Jarum jam menunjukan pukul 8 pagi, dia saat ini sedang membuat makanan untuk dirinya sekarang dan untuk bekal kerja nanti. Setelah selesai memasak, Sheza menaruh makanannya pada meja makan, menghiasnya agar terlihat lebih sedap untuk disantap. Dimakanlah makanan tersebut ditemani dengan suara televisi. Setelah makan dia membersihkan kamarnya terlebih dulu, lalu menyiapkan baju dan perlengkapan  lainnya untuk dia berangkat kerja. Jadwal sekarang lebih lama, bahkan sering kali pada situasi seperti ini dia bekerja diluar jadwalnya sendiri untuk membantu tenaga medis yang lain.

Sheza keluar dari kamar mandi dan bergegas masuk ke kamarnya. Sekarang pukul 10.50 WIB memang masih lama untuk pergi ke rumah sakit, tapi seperti biasanya dia berangkat satu setengah jam lebih awal karena jarak dari apartemennya ke rumah sakit cukup jauh dan butuh waktu yang cukup lama. Dia bekerja dengan para tenaga medis lainnya tanpa henti. Dari pagi sampai pagi lagi, sulit untuk pulang ke kampung halaman dan bertemu keluarga demi mencegah penularan. Perjuangan para tenaga medis dalam melawan Covid-19 belum berakhir.

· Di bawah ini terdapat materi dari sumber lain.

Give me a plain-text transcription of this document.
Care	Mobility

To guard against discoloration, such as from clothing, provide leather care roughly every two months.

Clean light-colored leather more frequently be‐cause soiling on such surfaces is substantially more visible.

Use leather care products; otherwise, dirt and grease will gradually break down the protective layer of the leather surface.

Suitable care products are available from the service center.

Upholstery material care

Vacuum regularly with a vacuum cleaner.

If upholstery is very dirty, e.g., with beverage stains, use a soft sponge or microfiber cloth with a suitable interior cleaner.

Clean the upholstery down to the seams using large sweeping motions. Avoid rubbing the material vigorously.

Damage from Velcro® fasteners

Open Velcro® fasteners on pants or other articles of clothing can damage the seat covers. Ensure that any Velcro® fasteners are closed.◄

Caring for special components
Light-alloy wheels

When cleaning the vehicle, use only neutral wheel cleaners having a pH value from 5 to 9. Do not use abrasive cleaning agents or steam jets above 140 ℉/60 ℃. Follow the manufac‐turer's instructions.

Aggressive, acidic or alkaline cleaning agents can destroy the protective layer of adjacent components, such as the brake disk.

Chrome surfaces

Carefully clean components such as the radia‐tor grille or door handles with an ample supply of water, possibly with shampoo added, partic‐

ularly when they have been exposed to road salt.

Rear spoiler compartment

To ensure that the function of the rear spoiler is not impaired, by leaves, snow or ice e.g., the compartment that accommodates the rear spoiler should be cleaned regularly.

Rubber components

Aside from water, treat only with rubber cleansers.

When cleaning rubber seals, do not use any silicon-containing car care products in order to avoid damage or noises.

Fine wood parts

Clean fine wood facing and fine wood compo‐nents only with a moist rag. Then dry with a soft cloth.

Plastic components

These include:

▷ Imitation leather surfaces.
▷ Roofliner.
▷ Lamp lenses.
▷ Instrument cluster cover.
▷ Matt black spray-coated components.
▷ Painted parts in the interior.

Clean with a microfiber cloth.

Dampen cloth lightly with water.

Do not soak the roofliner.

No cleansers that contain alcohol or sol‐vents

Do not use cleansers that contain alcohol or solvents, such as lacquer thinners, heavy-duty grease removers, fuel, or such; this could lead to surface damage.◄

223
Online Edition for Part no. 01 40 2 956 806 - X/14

Mereka lah pahlawan kehidupan, mereka yang berada di garda terdepan rela mengorbankan pikiran, waktu, tenaga dan nyawa demi menyelamatkan ribuan pasien berstatus Pasien Dalam Pengawasan (PDP), Orang Dalam Pemantauan (ODP) hingga pasien positif Covid-19. Dibalik semangat yang mereka tunjukkan, tersimpan kekhawatiran besar karena takut tertular. Rasa saling membantu menjadi keharuan tersendiri di tengah kecemasan dan ketidakpastian ini.